Affaire Petro-Tim : Aliou Sall parle

16 - Octobre - 2016

Le frère cadet du président Macky Sall, qui indique ne plus s'être occupé d'hydrocarbures au Sénégal depuis le 1er janvier 2015, explique à Jeune Afrique les raisons de sa démission.

Dans un contexte empoisonné où sa relation professionnelle avec l’homme d’affaires australo-roumain Frank Timis met en émoi l’opposition et la société civile sénégalaise, Aliou Sall a annoncé le 14 octobre sur sa page Facebook qu’il démissionnait de la branche sénégalaise du groupe Timis Corporation.
De juillet 2012 à décembre 2014, le frère cadet du président sénégalais est le gérant (salarié) de PetroTim Sénégal, une filiale de PetroTim Limited créée par le Chinois Eddie Wong dans le cadre du contrat de recherche et de partage de production signé avec l’Etat du Sénégal et Petrosen en vue de la prospection et de l’exploration des blocs Cayar offshore profond et Saint-Louis offshore profond.
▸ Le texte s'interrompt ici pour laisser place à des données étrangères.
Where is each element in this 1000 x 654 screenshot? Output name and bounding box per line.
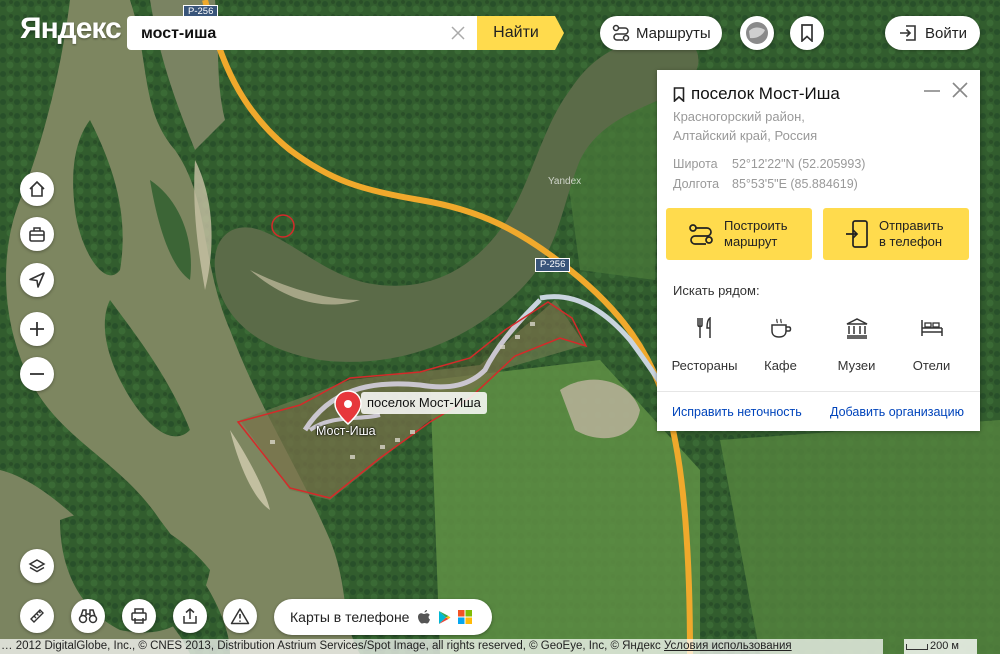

En 2014, Timis Corp. acquiert la participation de PetroTim Limited (90%) dans ces gisements de gaz. Aliou Sall passe alors sous la bannière de Frank Timis à travers un double contrat : le premier, en tant que salarié de Timis Corp. Sénégal, une succursale créée pour les besoins du contrat d’exploration ; le second, en tant que consultant, avec Timis Corporation, afin de contribuer aux activités du groupe en Afrique de l’Ouest.
Négociations
“Depuis le 1er janvier 2015, je ne me suis plus occupé de la moindre activité relative aux hydrocarbures au Sénégal, confie Aliou Sall à JA. Je suis intervenu pour le groupe en Gambie, au Burkina Faso ou en Côte d’Ivoire mais je n’ai effectué aucune démarche relative aux blocs de Cayar et Saint-Louis, ni auprès de Petrosen, ni auprès du ministère de l’Energie.” Un engagement qu’il qualifie de “contractuel”, Kosmos Energy étant devenu le principal opérateur des deux gisements, en reprenant en 2014 60% des parts des blocs Cayar offshore profond et Saint-Louis offshore profond.


Quand on l’interroge sur les activités qu’il assumait à Timis Corp. Sénégal, Aliou Sall préfère ne pas s’étendre : “Je coordonnais les activités dans ces pays, essentiellement en menant des négociations avec les ministères et administrations concernées, plus ponctuellement avec des privés.” Selon lui, Timis Corp Sénégal fait office de plateforme dans la sous-région. C’est de cette structure qu’il vient de démissionner officiellement, malgré les réticences de Franck Timis, ce qui ne signifie pas qu’il a mis un terme à sa collaboration avec l’homme d’affaires.
Iota
“Si ça n’avait dépendu que de moi, je n’aurais pas bougé d’un iota car les accusations portées contre moi sont sans fondement, ajoute Aliou Sall. Je l’ai fait pour faire taire ceux qui, dans ma propre famille politique [l’Alliance pour la République, le parti présidentiel], considèrent que mes activités au Sénégal sont préjudiciables au président de la République.”
Le frère de Macky Sall compte toutefois poursuivre son activité avec le groupe de Franck Timis dans le cadre d’une collaboration encore en négociation. “Il est question d’élargir ce travail aux activités continentales du groupe, et plus seulement à l’Afrique occidentale, en apportant ma contribution, notamment, à l’identification de nouveaux projets.”